Default -dbg packages; are they actually useful?

On Tue, Mar 03, 2009 at 03:11:12PM -0800, Don Armstrong wrote:
> On Tue, 03 Mar 2009, Steve McIntyre wrote:
> > I've got to wondering: are the large -dbg packages actually really
> > useful to anybody?

> > Thoughts?

> I think they are useful, but probably not for the vast majority of
> users. [I've used them on a few dozen occasions.]

There are 785 packages matching '*-dbg' in unstable on i386. 327 of them
are for applications (well, !libraries). Does it really make sense to ship
all of these in the archive if, out of the whole set, they're useful to
people on "a few dozen occasions"?

According to popcon[1], 433 of these packages have an install count of 10 or
less; 616 have an install count of 30 or less.[2] For orphaned packages,
these are the kinds of numbers where the QA team starts talking about
removals. Granted, the numbers on -dbg packages are going to be lower
because they're often installed just for debugging and then removed again,
but I think we should seriously look at whether all these one-off debug
builds are really justified, and whether they really belong as part of the
main archive (and on all our mirrors).

> What I really wish for is the ability to have a relatively centralized
> location where the symbols from every single package ended up that was
> separate from the normal mirrors.

Yes, absolutely. Doing this right, though, requires integration with the
buildd network, so that the debugging symbols can be extracted as part of
the official build instead of being lossily reconstructed after the fact.

> The above, coupled with a coredump submission site which would accept
> coredumps and automatically generate backtraces for them (or a script
> that downloaded the -dbg packages, unpacked them and backtraced the
> coredump) would be a great help in debugging some of the relatively
> rare segfaults. [We could probably even hook up a coredump handler to
> such a script.]

> There was some talk that Ubuntu was going to implement such a thing at
> the Prague UDS, but I've no clue if it ever came to fruition.

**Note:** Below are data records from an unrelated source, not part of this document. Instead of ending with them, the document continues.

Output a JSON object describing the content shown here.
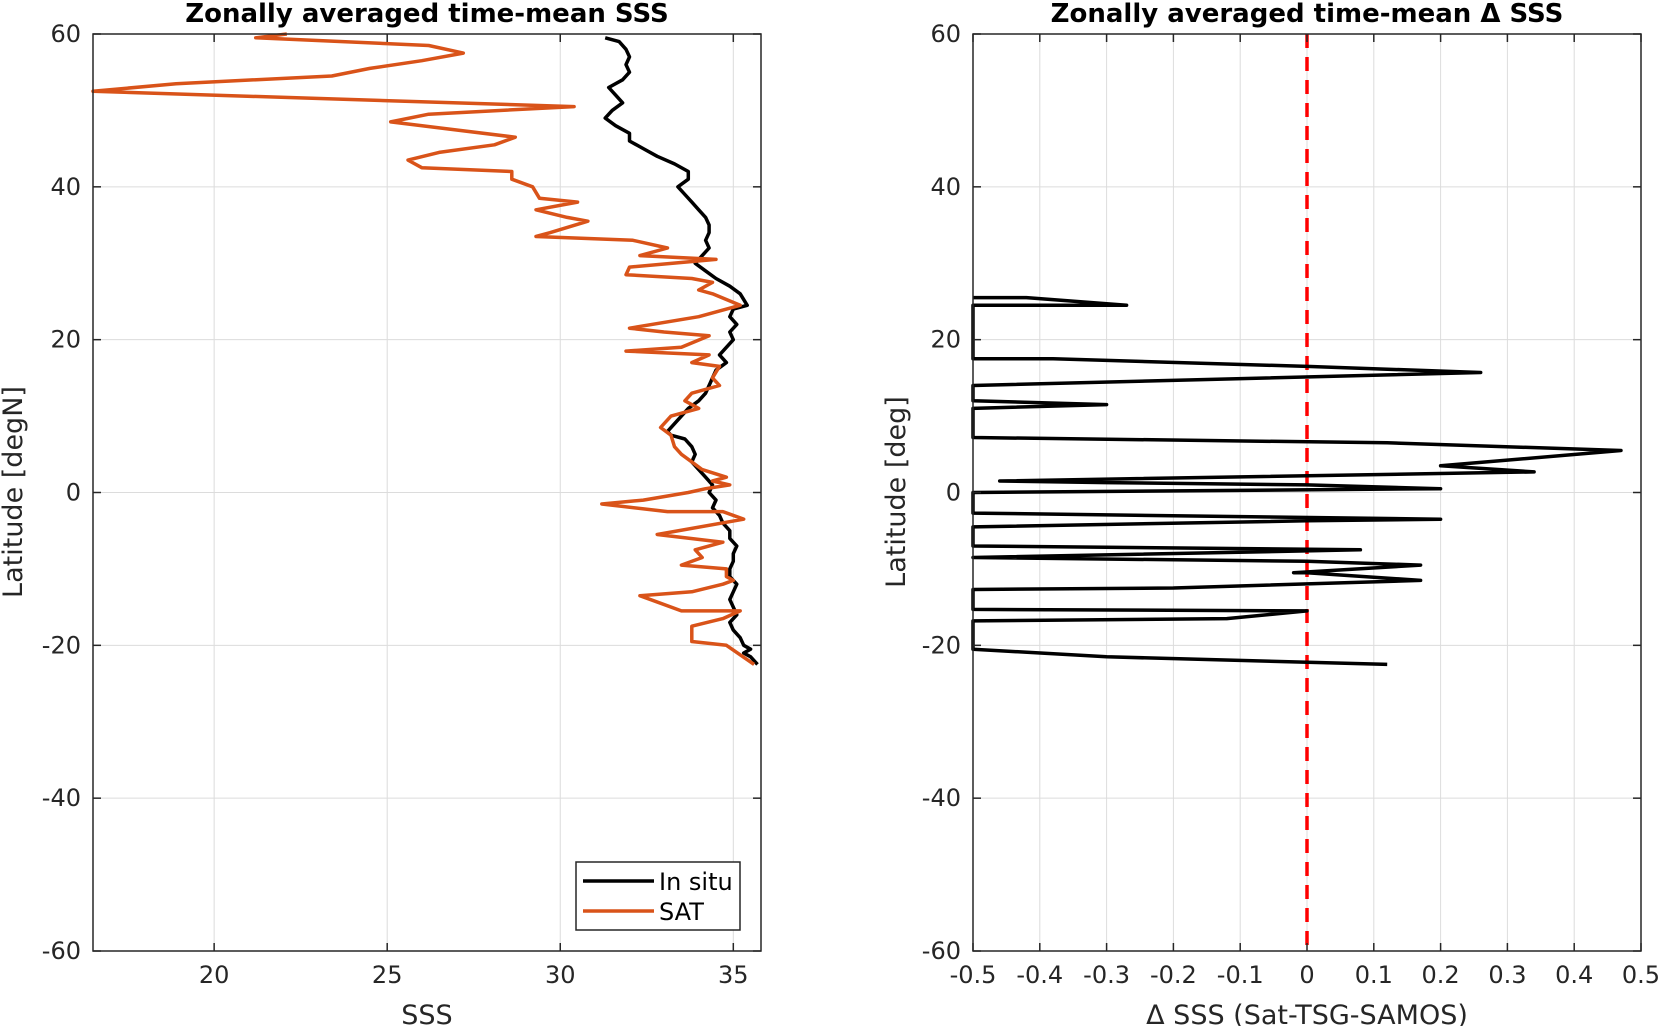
{
  "chart_data": [
    {
      "type": "line",
      "title": "Zonally averaged time-mean SSS",
      "xlabel": "SSS",
      "ylabel": "Latitude [degN]",
      "xlim": [
        16.5,
        35.8
      ],
      "ylim": [
        -60,
        60
      ],
      "xticks": [
        20,
        25,
        30,
        35
      ],
      "yticks": [
        -60,
        -40,
        -20,
        0,
        20,
        40,
        60
      ],
      "grid": true,
      "legend": "bottom-right",
      "series": [
        {
          "name": "In situ",
          "color": "#000000",
          "x": [
            31.3,
            31.7,
            31.9,
            32.0,
            31.9,
            32.0,
            31.8,
            31.4,
            31.6,
            31.8,
            31.5,
            31.3,
            31.6,
            32.0,
            32.0,
            32.4,
            32.8,
            33.3,
            33.7,
            33.7,
            33.4,
            33.6,
            33.8,
            34.0,
            34.2,
            34.3,
            34.3,
            34.2,
            34.3,
            34.1,
            33.9,
            34.2,
            34.5,
            34.9,
            35.2,
            35.4,
            35.0,
            34.9,
            35.1,
            34.9,
            35.0,
            34.8,
            34.6,
            34.8,
            34.5,
            34.4,
            34.3,
            34.2,
            34.0,
            33.7,
            33.5,
            33.3,
            33.1,
            33.2,
            33.6,
            33.8,
            33.9,
            33.8,
            34.0,
            34.2,
            34.4,
            34.3,
            34.5,
            34.4,
            34.6,
            34.7,
            34.9,
            34.9,
            35.1,
            35.0,
            35.0,
            34.9,
            34.9,
            35.1,
            35.0,
            34.9,
            35.0,
            35.1,
            34.9,
            35.0,
            35.2,
            35.3,
            35.5,
            35.3,
            35.5,
            35.7
          ],
          "y": [
            59.5,
            59.0,
            58.0,
            57.0,
            56.0,
            55.0,
            54.0,
            53.0,
            52.0,
            51.0,
            50.0,
            49.0,
            48.0,
            47.0,
            46.0,
            45.0,
            44.0,
            43.0,
            42.0,
            41.0,
            40.0,
            39.0,
            38.0,
            37.0,
            36.0,
            35.0,
            34.0,
            33.0,
            32.0,
            31.0,
            30.0,
            29.0,
            28.0,
            27.0,
            26.0,
            24.5,
            24.0,
            23.0,
            22.0,
            21.0,
            20.0,
            19.0,
            18.0,
            17.0,
            16.0,
            15.0,
            14.0,
            13.0,
            12.0,
            11.0,
            10.0,
            9.0,
            8.0,
            7.5,
            7.0,
            6.0,
            5.0,
            4.0,
            3.0,
            2.0,
            1.0,
            0.0,
            -1.0,
            -2.0,
            -3.0,
            -4.0,
            -5.0,
            -6.0,
            -7.0,
            -8.0,
            -9.0,
            -10.0,
            -11.0,
            -12.0,
            -13.0,
            -14.0,
            -15.0,
            -16.0,
            -17.0,
            -18.0,
            -19.0,
            -20.0,
            -20.5,
            -21.0,
            -21.5,
            -22.5
          ]
        },
        {
          "name": "SAT",
          "color": "#D95319",
          "x": [
            22.1,
            21.2,
            26.2,
            27.2,
            26.0,
            24.5,
            23.4,
            18.9,
            16.5,
            30.4,
            26.2,
            25.1,
            28.7,
            28.1,
            26.5,
            25.6,
            26.0,
            28.6,
            28.6,
            29.2,
            29.4,
            30.5,
            29.3,
            30.2,
            30.8,
            29.7,
            29.3,
            32.1,
            33.1,
            32.3,
            34.5,
            32.0,
            31.9,
            33.8,
            34.4,
            34.0,
            34.4,
            35.2,
            34.0,
            32.0,
            33.0,
            34.3,
            33.5,
            31.9,
            34.3,
            33.8,
            34.6,
            34.4,
            34.6,
            33.8,
            33.6,
            34.0,
            33.2,
            32.9,
            33.2,
            33.3,
            33.5,
            33.8,
            34.1,
            34.8,
            34.4,
            34.9,
            34.2,
            33.7,
            32.4,
            31.2,
            33.1,
            34.7,
            35.3,
            32.8,
            34.7,
            33.9,
            34.1,
            33.5,
            34.8,
            34.8,
            35.0,
            34.7,
            33.8,
            32.3,
            33.5,
            35.2,
            34.7,
            33.8,
            33.8,
            34.8,
            35.6
          ],
          "y": [
            60.0,
            59.5,
            58.5,
            57.5,
            56.5,
            55.5,
            54.5,
            53.5,
            52.5,
            50.5,
            49.5,
            48.5,
            46.5,
            45.5,
            44.5,
            43.5,
            42.5,
            42.0,
            41.0,
            40.0,
            38.5,
            38.0,
            37.0,
            36.0,
            35.5,
            34.0,
            33.5,
            33.0,
            32.0,
            31.0,
            30.5,
            29.5,
            28.5,
            28.0,
            27.5,
            26.5,
            26.0,
            24.5,
            23.0,
            21.5,
            21.0,
            20.5,
            19.0,
            18.5,
            18.0,
            17.0,
            16.5,
            15.0,
            14.0,
            13.0,
            12.0,
            11.0,
            10.0,
            8.5,
            7.5,
            6.0,
            5.0,
            4.0,
            3.0,
            2.0,
            1.5,
            1.0,
            0.5,
            0.0,
            -1.0,
            -1.5,
            -2.5,
            -2.5,
            -3.5,
            -5.5,
            -6.5,
            -7.5,
            -8.5,
            -9.5,
            -10.0,
            -11.0,
            -11.5,
            -12.0,
            -13.0,
            -13.5,
            -15.5,
            -15.5,
            -16.5,
            -17.5,
            -19.5,
            -20.0,
            -22.5
          ]
        }
      ]
    },
    {
      "type": "line",
      "title": "Zonally averaged time-mean Δ SSS",
      "xlabel": "Δ SSS (Sat-TSG-SAMOS)",
      "ylabel": "Latitude [deg]",
      "xlim": [
        -0.5,
        0.5
      ],
      "ylim": [
        -60,
        60
      ],
      "xticks": [
        -0.5,
        -0.4,
        -0.3,
        -0.2,
        -0.1,
        0,
        0.1,
        0.2,
        0.3,
        0.4,
        0.5
      ],
      "yticks": [
        -60,
        -40,
        -20,
        0,
        20,
        40,
        60
      ],
      "grid": true,
      "reference_line": {
        "x": 0,
        "color": "#FF0000",
        "style": "dashed"
      },
      "series": [
        {
          "color": "#000000",
          "x": [
            -0.5,
            -0.42,
            -0.27,
            -0.5,
            -0.5,
            -0.38,
            0.0,
            0.26,
            -0.5,
            -0.5,
            -0.3,
            -0.5,
            -0.5,
            0.12,
            0.47,
            0.2,
            0.34,
            -0.46,
            -0.3,
            0.0,
            0.2,
            -0.5,
            -0.5,
            0.2,
            0.0,
            -0.5,
            -0.5,
            0.08,
            -0.5,
            0.0,
            0.17,
            -0.02,
            0.0,
            0.17,
            -0.2,
            -0.5,
            -0.5,
            0.0,
            -0.12,
            -0.5,
            -0.5,
            -0.3,
            0.12
          ],
          "y": [
            25.5,
            25.5,
            24.5,
            24.5,
            17.5,
            17.5,
            16.5,
            15.7,
            14.0,
            12.0,
            11.5,
            11.0,
            7.2,
            6.5,
            5.5,
            3.5,
            2.7,
            1.5,
            1.3,
            1.0,
            0.5,
            0.0,
            -2.7,
            -3.5,
            -3.7,
            -4.5,
            -7.0,
            -7.5,
            -8.5,
            -9.0,
            -9.5,
            -10.5,
            -10.5,
            -11.5,
            -12.5,
            -12.7,
            -15.3,
            -15.5,
            -16.5,
            -16.8,
            -20.5,
            -21.5,
            -22.5
          ]
        }
      ]
    }
  ]
}
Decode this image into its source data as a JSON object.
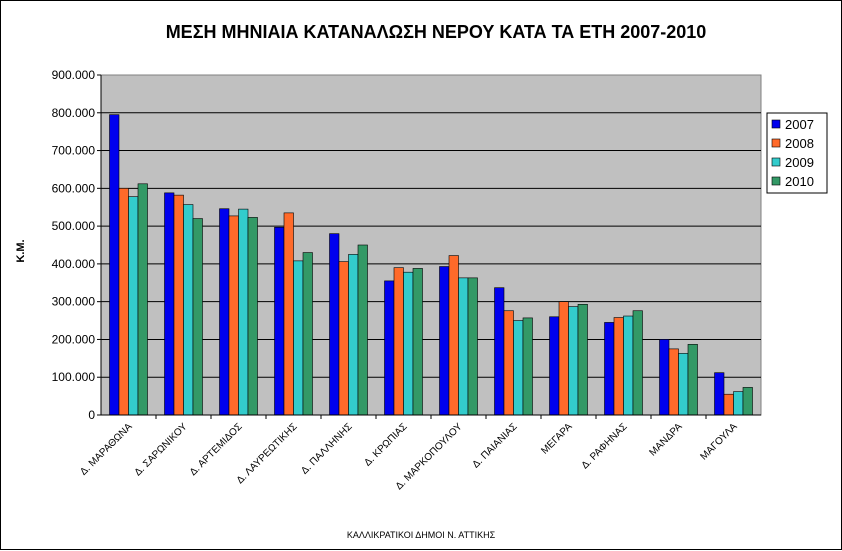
{
  "chart_data": {
    "type": "bar",
    "title": "ΜΕΣΗ ΜΗΝΙΑΙΑ ΚΑΤΑΝΑΛΩΣΗ ΝΕΡΟΥ ΚΑΤΑ ΤΑ ΕΤΗ 2007-2010",
    "xlabel": "ΚΑΛΛΙΚΡΑΤΙΚΟΙ ΔΗΜΟΙ Ν. ΑΤΤΙΚΗΣ",
    "ylabel": "Κ.Μ.",
    "ylim": [
      0,
      900000
    ],
    "yticks": [
      0,
      100000,
      200000,
      300000,
      400000,
      500000,
      600000,
      700000,
      800000,
      900000
    ],
    "ytick_labels": [
      "0",
      "100.000",
      "200.000",
      "300.000",
      "400.000",
      "500.000",
      "600.000",
      "700.000",
      "800.000",
      "900.000"
    ],
    "grid": true,
    "legend_position": "right",
    "categories": [
      "Δ. ΜΑΡΑΘΩΝΑ",
      "Δ. ΣΑΡΩΝΙΚΟΥ",
      "Δ. ΑΡΤΕΜΙΔΟΣ",
      "Δ. ΛΑΥΡΕΩΤΙΚΗΣ",
      "Δ. ΠΑΛΛΗΝΗΣ",
      "Δ. ΚΡΩΠΙΑΣ",
      "Δ. ΜΑΡΚΟΠΟΥΛΟΥ",
      "Δ. ΠΑΙΑΝΙΑΣ",
      "ΜΕΓΑΡΑ",
      "Δ. ΡΑΦΗΝΑΣ",
      "ΜΑΝΔΡΑ",
      "ΜΑΓΟΥΛΑ"
    ],
    "series": [
      {
        "name": "2007",
        "color": "#0000ee",
        "values": [
          795000,
          588000,
          546000,
          497000,
          480000,
          355000,
          393000,
          337000,
          260000,
          245000,
          200000,
          112000
        ]
      },
      {
        "name": "2008",
        "color": "#ff6a2a",
        "values": [
          600000,
          582000,
          527000,
          535000,
          406000,
          390000,
          422000,
          276000,
          300000,
          258000,
          175000,
          55000
        ]
      },
      {
        "name": "2009",
        "color": "#33cccc",
        "values": [
          578000,
          557000,
          545000,
          408000,
          425000,
          378000,
          363000,
          250000,
          287000,
          262000,
          163000,
          62000
        ]
      },
      {
        "name": "2010",
        "color": "#339966",
        "values": [
          612000,
          520000,
          523000,
          430000,
          450000,
          388000,
          363000,
          257000,
          293000,
          276000,
          187000,
          73000
        ]
      }
    ]
  }
}
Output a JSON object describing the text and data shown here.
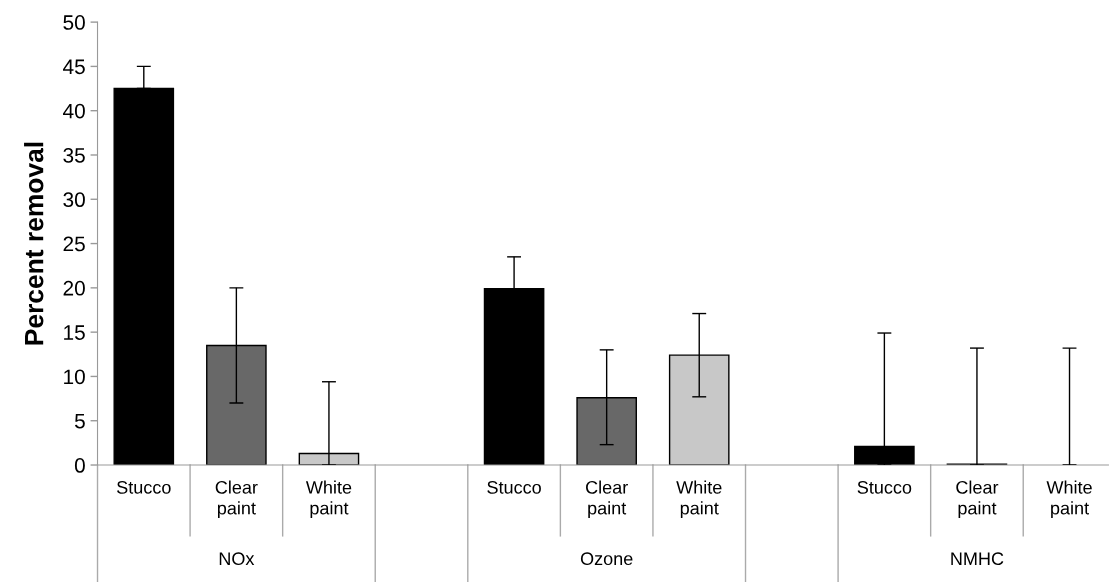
{
  "chart_data": {
    "type": "bar",
    "ylabel": "Percent removal",
    "categories": [
      "Stucco",
      "Clear\npaint",
      "White\npaint",
      null,
      "Stucco",
      "Clear\npaint",
      "White\npaint",
      null,
      "Stucco",
      "Clear\npaint",
      "White\npaint"
    ],
    "values": [
      42.5,
      13.5,
      1.3,
      null,
      19.9,
      7.6,
      12.4,
      null,
      2.1,
      0.1,
      0
    ],
    "colors": [
      "#000000",
      "#686868",
      "#c8c8c8",
      null,
      "#000000",
      "#686868",
      "#c8c8c8",
      null,
      "#000000",
      "#686868",
      null
    ],
    "errors": [
      [
        42.5,
        45
      ],
      [
        7,
        20
      ],
      [
        0,
        9.4
      ],
      null,
      [
        19.9,
        23.5
      ],
      [
        2.3,
        13.0
      ],
      [
        7.7,
        17.1
      ],
      null,
      [
        0,
        14.9
      ],
      [
        0,
        13.2
      ],
      [
        0,
        13.2
      ]
    ],
    "annotations": [
      "NOx",
      "Ozone",
      "NMHC"
    ],
    "ylim": [
      0,
      50
    ],
    "yticks": [
      0,
      5,
      10,
      15,
      20,
      25,
      30,
      35,
      40,
      45,
      50
    ],
    "grid": false,
    "legend": false
  }
}
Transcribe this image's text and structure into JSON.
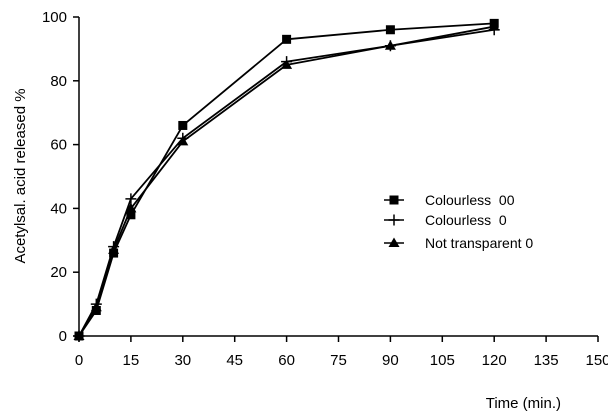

'apport' in Ubuntu does exactly this (and has been in use since well before
the Prague UDS); it hasn't really been worth evaluating for inclusion in
Debian without first resolving the problem of lack of systematic debugging
symbols. If there's a will to get that done in Debian now, I will
definitely be happy to ditch the samba-dbg package for one.

--
Steve Langasek Give me a lever long enough and a Free OS
Debian Developer to set it on, and I can move the world.
Ubuntu Developer http://www.debian.org/
slangasek@ubuntu.com vorlon@debian.org

[1] Well, popcon also thinks there are 887 such packages, rather than 785; I
guess there are some of these no longer in unstable.
[2] Unfortunately, thanks to bug-buddy Recommending gnome-dbg, we also have
almost 40 GNOME -dbg packages with greater popcon stats than libc6-dbg!